20 or so 3 d targets set up among the pines and briars.  Bufford is cooking his WORLD famous chicken.  Primitive fire building demo also. And who knows what else.  If you want to make a self bow this is the place to learn Hatchet Dan just waiting to make you break out a sweat doing it.


----------



## Barry Duggan (Mar 6, 2017)

I hear tell Danny and Donnie done re-hid some of the targets.


----------



## Stump Shooter (Mar 6, 2017)

May try and make it down if nothing changes. If I can would like to purchase one of those short billed SGTP hats if y'all have anymore.


----------



## dm/wolfskin (Mar 6, 2017)

I'm surprise they even find all the targets from the last shoot.


----------



## SELFBOW (Mar 6, 2017)

dm/wolfskin said:


> I'm surprise they even find all the targets from the last shoot.



Maybe I need to move them further out than into the open next time!

Dan is making it less fun now a days w his setups....


----------



## Dennis (Mar 6, 2017)

It can be a bad joke at times it ain't no fun shooting at targets you can not see


----------



## dpoole (Mar 6, 2017)

Stump Shooter said:


> May try and make it down if nothing changes. If I can would like to purchase one of those short billed SGTP hats if y'all have anymore.



Do not have any of the hats sorry


----------



## dpoole (Mar 6, 2017)

dm/wolfskin said:


> I'm surprise they even find all the targets from the last shoot.

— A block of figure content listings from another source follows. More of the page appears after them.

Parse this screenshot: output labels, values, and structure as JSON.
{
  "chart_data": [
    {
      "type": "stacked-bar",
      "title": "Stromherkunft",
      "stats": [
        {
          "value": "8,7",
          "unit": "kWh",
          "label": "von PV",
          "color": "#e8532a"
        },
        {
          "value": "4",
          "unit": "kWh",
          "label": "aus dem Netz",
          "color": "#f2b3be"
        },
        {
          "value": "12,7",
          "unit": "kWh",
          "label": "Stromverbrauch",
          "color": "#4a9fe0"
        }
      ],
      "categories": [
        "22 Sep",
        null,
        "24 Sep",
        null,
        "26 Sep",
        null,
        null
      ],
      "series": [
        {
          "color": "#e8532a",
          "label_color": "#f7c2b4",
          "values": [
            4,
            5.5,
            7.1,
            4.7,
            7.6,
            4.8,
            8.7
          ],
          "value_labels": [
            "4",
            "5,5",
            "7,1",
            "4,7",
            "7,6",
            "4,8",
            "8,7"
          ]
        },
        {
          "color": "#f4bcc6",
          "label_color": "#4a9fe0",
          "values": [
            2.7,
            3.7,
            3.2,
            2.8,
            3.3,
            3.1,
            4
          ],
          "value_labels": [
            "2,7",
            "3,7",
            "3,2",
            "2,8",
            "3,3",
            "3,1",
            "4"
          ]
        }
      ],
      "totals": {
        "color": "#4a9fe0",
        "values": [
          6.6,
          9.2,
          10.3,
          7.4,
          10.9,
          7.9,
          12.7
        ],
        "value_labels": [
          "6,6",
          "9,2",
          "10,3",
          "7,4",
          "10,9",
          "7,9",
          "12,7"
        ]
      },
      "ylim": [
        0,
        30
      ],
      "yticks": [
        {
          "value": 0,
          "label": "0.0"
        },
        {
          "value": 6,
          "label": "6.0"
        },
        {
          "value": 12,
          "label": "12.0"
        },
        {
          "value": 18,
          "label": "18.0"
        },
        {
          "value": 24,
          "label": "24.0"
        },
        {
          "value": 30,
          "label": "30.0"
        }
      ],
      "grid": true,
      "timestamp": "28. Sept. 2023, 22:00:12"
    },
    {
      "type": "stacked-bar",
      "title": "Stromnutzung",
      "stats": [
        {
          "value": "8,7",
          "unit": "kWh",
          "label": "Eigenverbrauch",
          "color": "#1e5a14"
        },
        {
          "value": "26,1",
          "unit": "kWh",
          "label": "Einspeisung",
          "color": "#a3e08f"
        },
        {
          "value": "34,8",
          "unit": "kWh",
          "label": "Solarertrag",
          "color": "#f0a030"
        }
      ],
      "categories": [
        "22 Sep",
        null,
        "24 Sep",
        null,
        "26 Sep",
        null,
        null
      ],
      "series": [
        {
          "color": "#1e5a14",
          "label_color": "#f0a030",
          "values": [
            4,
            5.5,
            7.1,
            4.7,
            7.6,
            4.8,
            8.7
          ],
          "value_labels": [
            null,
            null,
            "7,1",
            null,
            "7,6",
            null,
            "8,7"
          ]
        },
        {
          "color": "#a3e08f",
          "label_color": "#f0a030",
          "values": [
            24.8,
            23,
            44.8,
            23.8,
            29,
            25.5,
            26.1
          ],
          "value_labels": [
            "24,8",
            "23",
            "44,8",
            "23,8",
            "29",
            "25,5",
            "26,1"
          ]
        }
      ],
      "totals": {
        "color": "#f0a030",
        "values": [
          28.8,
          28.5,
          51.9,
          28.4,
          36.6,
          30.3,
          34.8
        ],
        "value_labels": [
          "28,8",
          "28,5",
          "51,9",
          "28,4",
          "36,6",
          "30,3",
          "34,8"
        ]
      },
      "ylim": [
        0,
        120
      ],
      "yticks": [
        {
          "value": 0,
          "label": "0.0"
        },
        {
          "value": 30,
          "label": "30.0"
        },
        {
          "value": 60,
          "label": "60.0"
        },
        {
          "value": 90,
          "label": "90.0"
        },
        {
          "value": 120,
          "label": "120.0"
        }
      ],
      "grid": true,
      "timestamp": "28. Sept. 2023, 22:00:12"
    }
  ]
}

We moved the ones we could find


----------



## Stump Shooter (Mar 6, 2017)

Thanks Donnie, target's can't be that bad, weeds and briars ain't started growing good yet.


----------



## Barry Duggan (Mar 6, 2017)

Stump Shooter said:


> Thanks Donnie, target's can't be that bad, weeds and briars ain't started growing good yet.



Please don't say that.


----------



## dpoole (Mar 11, 2017)

Dennis said:


> It can be a bad joke at times it ain't no fun shooting at targets you can not see[/QUOT


----------



## dpoole (Mar 11, 2017)

Stump Shooter said:


> Thanks Donnie, target's can't be that bad, weeds and briars ain't started growing good yet.



If they wuz in wide open field they would complain about that


----------



## Stump Shooter (Mar 11, 2017)

Had a great time as usual. Good course, came out with all my arrows, see u folks next time Thanks.


----------



## Barry Duggan (Mar 12, 2017)

We had fun. Buford's chicken and ribs, and Wander's deserts  were worth the ride down, not to mention the other stuff.


----------